City police promptly kicked them out for lacking an amplified music permit.

“The cops were super cool — they said people never call us when people are selling drugs here, but they call when they play music,” says White, who is part of the popular Richmond band Fight the Big Bull. “We do have a permit for Chimborazo now.”

Despite the hiccup, the Richmond Marching Band has been practicing legally on the last Sunday of each month at Chimborazo, with plans to perform on the Fourth of July.

The band continues to draw solid volunteer participation, much of it from the city's dedicated young local jazz and rock music scene. But they've been pleased to see that others are catching on — from high-school students to former band geeks turned accountants and lawyers.

“There's these guys that are like doctors or whatever they are,” White says, “and are pretty proficient on their horns — and they show up.”

Pace and White say they hope to add flag girls or maybe a step club — anything to add to the sound and fury they want to create.
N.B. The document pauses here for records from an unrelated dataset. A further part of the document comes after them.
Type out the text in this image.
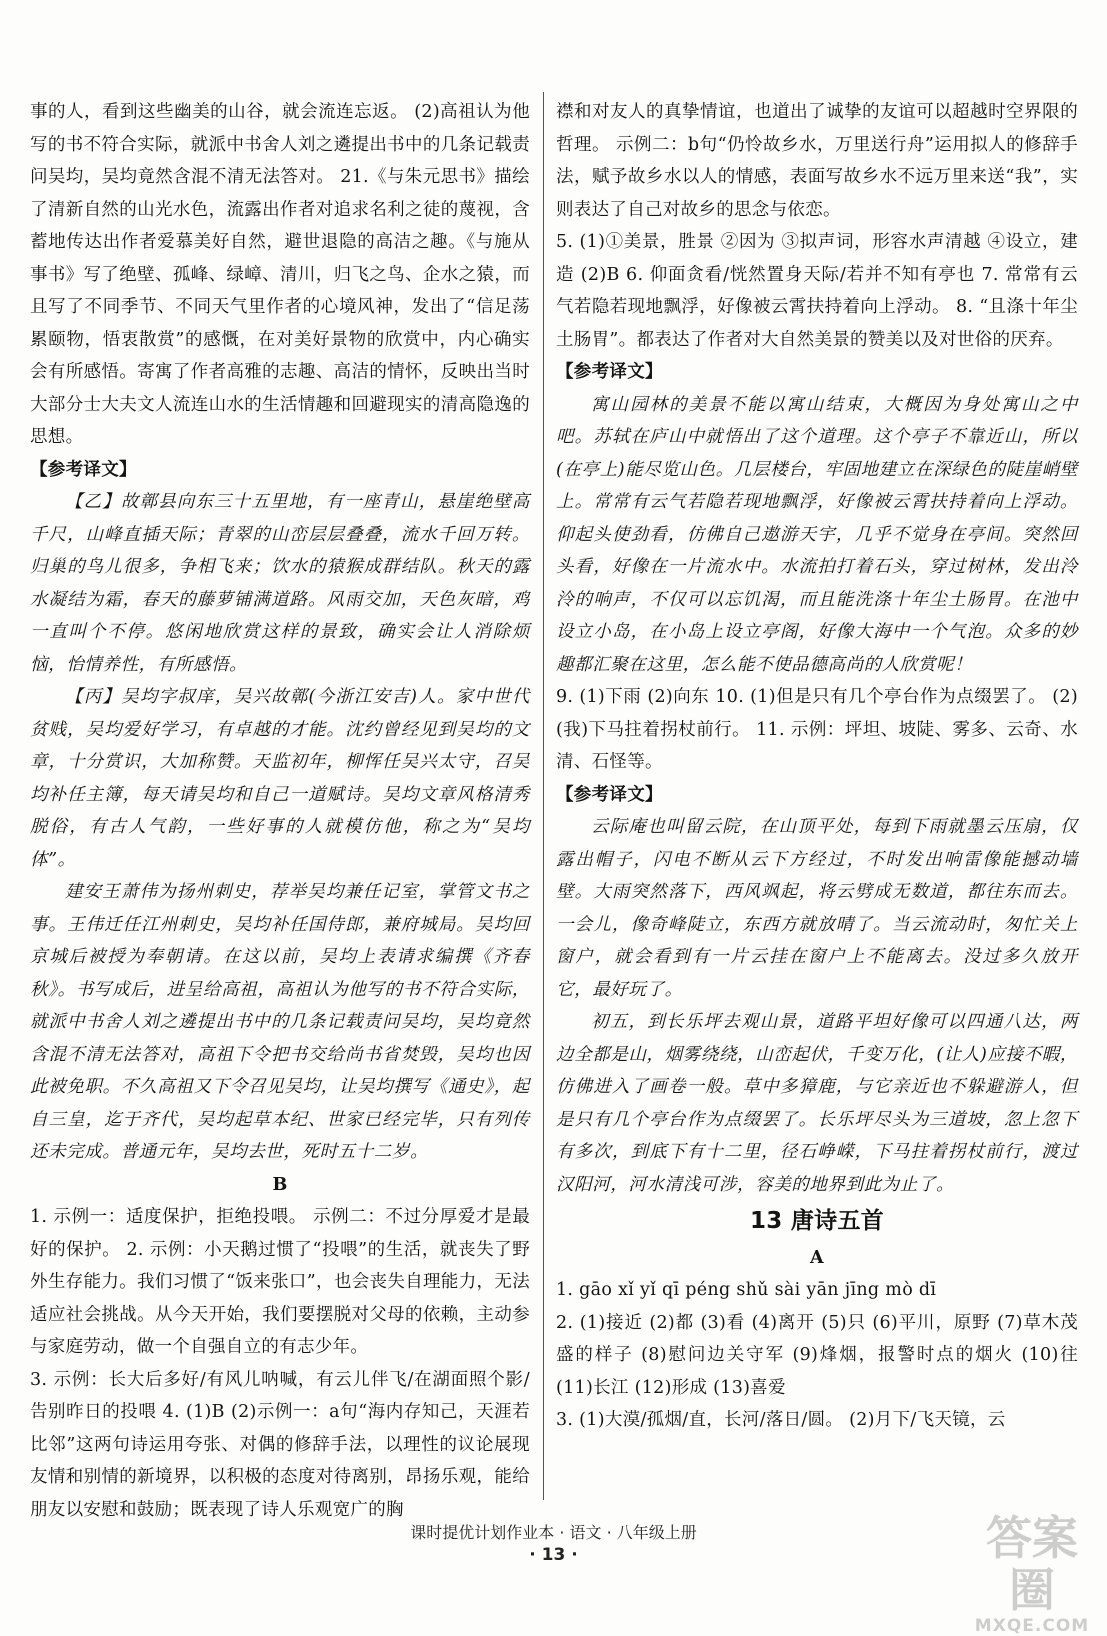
事的人，看到这些幽美的山谷，就会流连忘返。 (2)高祖认为他写的书不符合实际，就派中书舍人刘之遴提出书中的几条记载责问吴均，吴均竟然含混不清无法答对。 21.《与朱元思书》描绘了清新自然的山光水色，流露出作者对追求名利之徒的蔑视，含蓄地传达出作者爱慕美好自然，避世退隐的高洁之趣。《与施从事书》写了绝壁、孤峰、绿嶂、清川，归飞之鸟、企水之猿，而且写了不同季节、不同天气里作者的心境风神，发出了“信足荡累颐物，悟衷散赏”的感慨，在对美好景物的欣赏中，内心确实会有所感悟。寄寓了作者高雅的志趣、高洁的情怀，反映出当时大部分士大夫文人流连山水的生活情趣和回避现实的清高隐逸的思想。

【参考译文】

【乙】故鄣县向东三十五里地，有一座青山，悬崖绝壁高千尺，山峰直插天际；青翠的山峦层层叠叠，流水千回万转。归巢的鸟儿很多，争相飞来；饮水的猿猴成群结队。秋天的露水凝结为霜，春天的藤萝铺满道路。风雨交加，天色灰暗，鸡一直叫个不停。悠闲地欣赏这样的景致，确实会让人消除烦恼，怡情养性，有所感悟。

【丙】吴均字叔庠，吴兴故鄣(今浙江安吉)人。家中世代贫贱，吴均爱好学习，有卓越的才能。沈约曾经见到吴均的文章，十分赏识，大加称赞。天监初年，柳恽任吴兴太守，召吴均补任主簿，每天请吴均和自己一道赋诗。吴均文章风格清秀脱俗，有古人气韵，一些好事的人就模仿他，称之为“吴均体”。

建安王萧伟为扬州刺史，荐举吴均兼任记室，掌管文书之事。王伟迁任江州刺史，吴均补任国侍郎，兼府城局。吴均回京城后被授为奉朝请。在这以前，吴均上表请求编撰《齐春秋》。书写成后，进呈给高祖，高祖认为他写的书不符合实际，就派中书舍人刘之遴提出书中的几条记载责问吴均，吴均竟然含混不清无法答对，高祖下令把书交给尚书省焚毁，吴均也因此被免职。不久高祖又下令召见吴均，让吴均撰写《通史》，起自三皇，迄于齐代，吴均起草本纪、世家已经完毕，只有列传还未完成。普通元年，吴均去世，死时五十二岁。

B

1. 示例一：适度保护，拒绝投喂。 示例二：不过分厚爱才是最好的保护。 2. 示例：小天鹅过惯了“投喂”的生活，就丧失了野外生存能力。我们习惯了“饭来张口”，也会丧失自理能力，无法适应社会挑战。从今天开始，我们要摆脱对父母的依赖，主动参与家庭劳动，做一个自强自立的有志少年。

3. 示例：长大后多好/有风儿呐喊，有云儿伴飞/在湖面照个影/告别昨日的投喂 4. (1)B (2)示例一：a句“海内存知己，天涯若比邻”这两句诗运用夸张、对偶的修辞手法，以理性的议论展现友情和别情的新境界，以积极的态度对待离别，昂扬乐观，能给朋友以安慰和鼓励；既表现了诗人乐观宽广的胸

襟和对友人的真挚情谊，也道出了诚挚的友谊可以超越时空界限的哲理。 示例二：b句“仍怜故乡水，万里送行舟”运用拟人的修辞手法，赋予故乡水以人的情感，表面写故乡水不远万里来送“我”，实则表达了自己对故乡的思念与依恋。

5. (1)①美景，胜景 ②因为 ③拟声词，形容水声清越 ④设立，建造 (2)B 6. 仰面贪看/恍然置身天际/若并不知有亭也 7. 常常有云气若隐若现地飘浮，好像被云霄扶持着向上浮动。 8. “且涤十年尘土肠胃”。都表达了作者对大自然美景的赞美以及对世俗的厌弃。

【参考译文】

寓山园林的美景不能以寓山结束，大概因为身处寓山之中吧。苏轼在庐山中就悟出了这个道理。这个亭子不靠近山，所以(在亭上)能尽览山色。几层楼台，牢固地建立在深绿色的陡崖峭壁上。常常有云气若隐若现地飘浮，好像被云霄扶持着向上浮动。仰起头使劲看，仿佛自己遨游天宇，几乎不觉身在亭间。突然回头看，好像在一片流水中。水流拍打着石头，穿过树林，发出泠泠的响声，不仅可以忘饥渴，而且能洗涤十年尘土肠胃。在池中设立小岛，在小岛上设立亭阁，好像大海中一个气泡。众多的妙趣都汇聚在这里，怎么能不使品德高尚的人欣赏呢！

9. (1)下雨 (2)向东 10. (1)但是只有几个亭台作为点缀罢了。 (2)(我)下马拄着拐杖前行。 11. 示例：坪坦、坡陡、雾多、云奇、水清、石怪等。

【参考译文】

云际庵也叫留云院，在山顶平处，每到下雨就墨云压扇，仅露出帽子，闪电不断从云下方经过，不时发出响雷像能撼动墙壁。大雨突然落下，西风飒起，将云劈成无数道，都往东而去。一会儿，像奇峰陡立，东西方就放晴了。当云流动时，匆忙关上窗户，就会看到有一片云挂在窗户上不能离去。没过多久放开它，最好玩了。

初五，到长乐坪去观山景，道路平坦好像可以四通八达，两边全都是山，烟雾绕绕，山峦起伏，千变万化，(让人)应接不暇，仿佛进入了画卷一般。草中多獐鹿，与它亲近也不躲避游人，但是只有几个亭台作为点缀罢了。长乐坪尽头为三道坡，忽上忽下有多次，到底下有十二里，径石峥嵘，下马拄着拐杖前行，渡过汉阳河，河水清浅可涉，容美的地界到此为止了。

13 唐诗五首

A

1. gāo xǐ yǐ qī péng shǔ sài yān jīng mò dī

2. (1)接近 (2)都 (3)看 (4)离开 (5)只 (6)平川，原野 (7)草木茂盛的样子 (8)慰问边关守军 (9)烽烟，报警时点的烟火 (10)往 (11)长江 (12)形成 (13)喜爱

3. (1)大漠/孤烟/直，长河/落日/圆。 (2)月下/飞天镜，云

课时提优计划作业本 · 语文 · 八年级上册
· 13 ·	答案圈
MXQE.COM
Uniforms remain a question mark, though one idea floating around is matching T-shirts and mismatching marching-band hats from e-Bay. 

“I'd love to do some kind of collaboration, like with an arts organization, and have them make costumes,” White says. “That would just be sick.”

Although there's organization at the center of this brass- and woodwind-powered hurricane, White and Pace say the key is the anarchic, do-it-yourself spirit.

There are enough good players, they say. Now people just need to show up — with “a kazoo or whatever — and just bang on it or blow on it or whatever.” White says.